Le journaliste français détenu en Éthiopie a été libéré
Antoine Galindo avait été arrêté en marge du sommet de l’Union africaine. Il était soupçonné d’entretenir des liens avec des groupes séparatistes classés terroristes par Addis-Abeba.
Le journaliste français Antoine Galindo, incarcéré depuis une semaine en Éthiopie, a été libéré et est en route pour la France, a annoncé son employeur, la publication spécialisée Africa Intelligence. « Antoine Galindo a été libéré le 29 février après une semaine d’incarcération et a pu quitter Addis-Abeba pour regagner Paris », a indiqué à l’AFP Paul Deutschmann, rédacteur en chef à Africa Intelligence.
Sa libération « est un vrai soulagement pour toute la rédaction d’Africa Intelligence qui a hâte de retrouver Antoine », a-t-il ajouté. Le journaliste avait été arrêté le 22 février dans un hôtel du centre d’Addis-Abeba, en compagnie d’un responsable du Front de libération oromo (OLF), parti d’opposition légalement enregistré, avec qui il avait rendez-vous. Ce dernier est toujours incarcéré.
Lien avec l’Armée de libération oromo
À l’audience, la police a indiqué soupçonner le journaliste de « conspirer pour créer le chaos » en Éthiopie. Selon une source proche du dossier, elle l’a accusé d’être en lien à la fois avec l’Armée de libération oromo (OLA), groupe armé actif dans l’État régional de l’Oromia et classé « terroriste » en Éthiopie, et avec les milices populaires amhara « Fano », qui affrontent les forces fédérales dans l’État régional de l’Amhara.
En Oromia, qui compte quelque 40 millions d’habitants essentiellement oromo, les forces fédérales affrontent depuis 2018 l’OLA, née d’une scission de l’OLF quand celui-ci a renoncé à la lutte armée et a été légalisé cette année-là. En Amhara, région d’environ 23 millions d’habitants, essentiellement peuplée d’Amhara, l’état d’urgence est en vigueur depuis août pour tenter – jusqu’ici sans succès – de mater l’insurrection des Fano.

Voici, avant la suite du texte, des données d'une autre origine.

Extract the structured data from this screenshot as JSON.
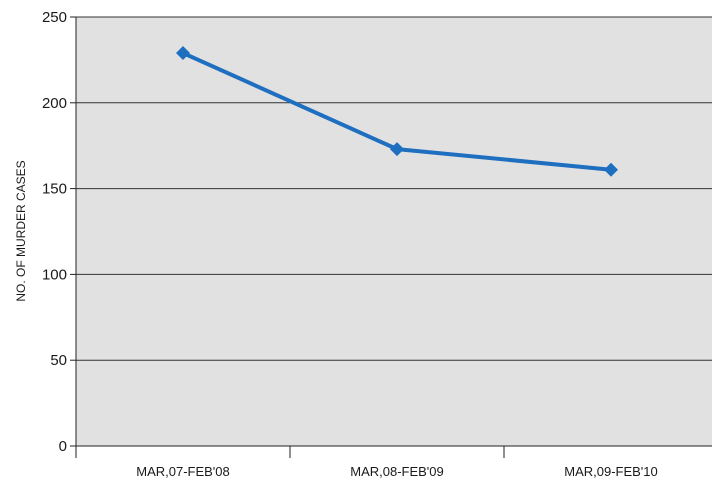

Africa Intelligence a dénoncé des « accusations fallacieuses » qui « ne se basent sur aucun élément tangible » et une « arrestation injustifiée ». Antoine Galindo, 36 ans, chef de la rubrique Afrique de l’Est, était arrivé en Éthiopie le 13 février pour couvrir notamment le Sommet de l’Union africaine (UA) à Addis-Abeba, siège de l’organisation panafricaine qui lui avait délivré une accréditation.
Arrêté pour avoir outrepassé son accréditation
Le 28 février, Selamawit Kassa, secrétaire d’État éthiopienne à la Communication avait indiqué que le journaliste français avait été arrêté pour avoir outrepassé son accréditation, laquelle l’autorisait, selon elle, uniquement à couvrir le Sommet de l’UA, et pour avoir collecté illégalement « des informations sur des questions politiques internes » à l’Éthiopie.

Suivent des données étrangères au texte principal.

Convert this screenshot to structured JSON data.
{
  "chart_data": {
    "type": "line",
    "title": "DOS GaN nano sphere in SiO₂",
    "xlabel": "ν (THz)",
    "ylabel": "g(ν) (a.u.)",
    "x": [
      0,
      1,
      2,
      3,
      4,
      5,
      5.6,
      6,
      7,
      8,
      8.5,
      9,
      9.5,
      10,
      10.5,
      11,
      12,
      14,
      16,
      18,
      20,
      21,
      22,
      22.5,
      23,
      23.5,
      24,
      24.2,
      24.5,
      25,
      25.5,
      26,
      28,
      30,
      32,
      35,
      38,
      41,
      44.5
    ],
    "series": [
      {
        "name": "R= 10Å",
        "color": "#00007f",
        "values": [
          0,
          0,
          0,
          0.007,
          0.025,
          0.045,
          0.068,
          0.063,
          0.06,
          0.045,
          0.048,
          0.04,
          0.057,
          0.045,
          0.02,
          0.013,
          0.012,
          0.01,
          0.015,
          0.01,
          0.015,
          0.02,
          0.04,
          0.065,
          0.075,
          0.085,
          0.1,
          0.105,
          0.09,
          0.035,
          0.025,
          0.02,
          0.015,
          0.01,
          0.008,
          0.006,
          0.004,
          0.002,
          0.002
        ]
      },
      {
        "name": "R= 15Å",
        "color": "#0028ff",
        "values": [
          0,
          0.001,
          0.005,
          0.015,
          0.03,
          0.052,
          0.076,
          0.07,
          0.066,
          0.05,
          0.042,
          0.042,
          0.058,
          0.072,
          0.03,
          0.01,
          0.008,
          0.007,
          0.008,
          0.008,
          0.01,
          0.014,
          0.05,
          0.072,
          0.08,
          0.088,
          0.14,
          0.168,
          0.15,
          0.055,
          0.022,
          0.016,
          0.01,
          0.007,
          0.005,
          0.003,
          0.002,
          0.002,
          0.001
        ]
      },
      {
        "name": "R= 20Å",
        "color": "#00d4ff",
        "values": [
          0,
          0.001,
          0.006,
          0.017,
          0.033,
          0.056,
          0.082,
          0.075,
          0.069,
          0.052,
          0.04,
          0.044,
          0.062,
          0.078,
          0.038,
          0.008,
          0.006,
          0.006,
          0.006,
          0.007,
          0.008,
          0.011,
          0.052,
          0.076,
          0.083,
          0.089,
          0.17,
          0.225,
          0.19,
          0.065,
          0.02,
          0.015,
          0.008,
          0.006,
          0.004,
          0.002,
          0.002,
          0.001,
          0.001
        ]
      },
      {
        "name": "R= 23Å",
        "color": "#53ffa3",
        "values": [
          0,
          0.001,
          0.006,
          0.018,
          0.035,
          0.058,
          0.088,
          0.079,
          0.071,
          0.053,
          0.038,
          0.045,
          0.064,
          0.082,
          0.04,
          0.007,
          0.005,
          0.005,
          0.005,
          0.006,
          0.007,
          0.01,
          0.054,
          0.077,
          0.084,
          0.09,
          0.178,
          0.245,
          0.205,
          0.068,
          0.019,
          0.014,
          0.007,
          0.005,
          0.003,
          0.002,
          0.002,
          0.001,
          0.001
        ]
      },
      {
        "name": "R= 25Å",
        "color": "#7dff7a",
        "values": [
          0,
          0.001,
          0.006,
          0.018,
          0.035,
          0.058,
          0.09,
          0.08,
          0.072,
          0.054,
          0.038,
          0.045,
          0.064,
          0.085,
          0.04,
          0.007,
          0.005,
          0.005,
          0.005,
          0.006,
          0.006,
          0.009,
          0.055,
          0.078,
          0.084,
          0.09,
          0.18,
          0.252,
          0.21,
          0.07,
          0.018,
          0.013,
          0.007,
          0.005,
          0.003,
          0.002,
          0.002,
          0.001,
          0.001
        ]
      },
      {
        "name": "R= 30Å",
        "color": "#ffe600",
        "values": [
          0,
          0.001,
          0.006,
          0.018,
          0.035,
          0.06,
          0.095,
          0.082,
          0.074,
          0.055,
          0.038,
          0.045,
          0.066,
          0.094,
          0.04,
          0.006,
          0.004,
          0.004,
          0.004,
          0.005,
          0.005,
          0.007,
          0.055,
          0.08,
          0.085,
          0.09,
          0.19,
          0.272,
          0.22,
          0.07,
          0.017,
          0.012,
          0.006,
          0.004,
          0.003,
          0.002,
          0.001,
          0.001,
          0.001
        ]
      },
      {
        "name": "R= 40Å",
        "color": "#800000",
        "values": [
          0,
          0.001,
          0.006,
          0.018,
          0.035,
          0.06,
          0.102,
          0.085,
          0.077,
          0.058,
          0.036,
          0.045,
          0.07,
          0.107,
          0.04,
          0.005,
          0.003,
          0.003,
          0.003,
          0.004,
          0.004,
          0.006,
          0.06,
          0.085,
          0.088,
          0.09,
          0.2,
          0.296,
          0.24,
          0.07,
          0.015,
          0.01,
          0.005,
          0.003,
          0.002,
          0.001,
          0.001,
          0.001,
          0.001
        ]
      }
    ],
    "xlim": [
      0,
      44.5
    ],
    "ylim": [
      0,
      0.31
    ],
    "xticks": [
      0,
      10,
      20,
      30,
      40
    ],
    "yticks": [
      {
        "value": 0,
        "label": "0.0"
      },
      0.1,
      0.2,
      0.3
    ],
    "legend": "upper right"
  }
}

Le journaliste a été, entre 2013 et 2017, correspondant en Éthiopie pour plusieurs médias internationaux. Le Comité pour la protection des journalistes (CPJ) avait dénoncé « une arrestation injuste » qui « éclaire le contexte épouvantable pour la presse en général en Éthiopie […] deuxième pire geôlier de journalistes en Afrique subsaharienne ». Reporters sans frontières (RSF) avait fustigé une « détention arbitraire », y voyant « la terrible illustration » de « l’hostilité envers le journalisme indépendant » de la part des autorités éthiopiennes qui « cherchent à contrôler le narratif des récentes tensions sociopolitiques ».
Après des décennies de répression, la liberté de la presse avait fait des progrès spectaculaires à l’arrivée au pouvoir en 2018 de l’actuel Premier ministre Abiy Ahmed qui avait fait libérer plusieurs journalistes et opposants. Mais la situation s’est à nouveau dégradée depuis 2020 et le début de deux ans de guerre contre les autorités dissidentes de l’État régional du Tigré. En 2023, selon Reporters sans frontières (RSF), l’Éthiopie pointait au 130e rang mondial en matière de liberté de la presse, en chute de 16 places par rapport à 2022. Selon l’ONG, au 1er janvier 2024, quinze journalistes étaient en prison.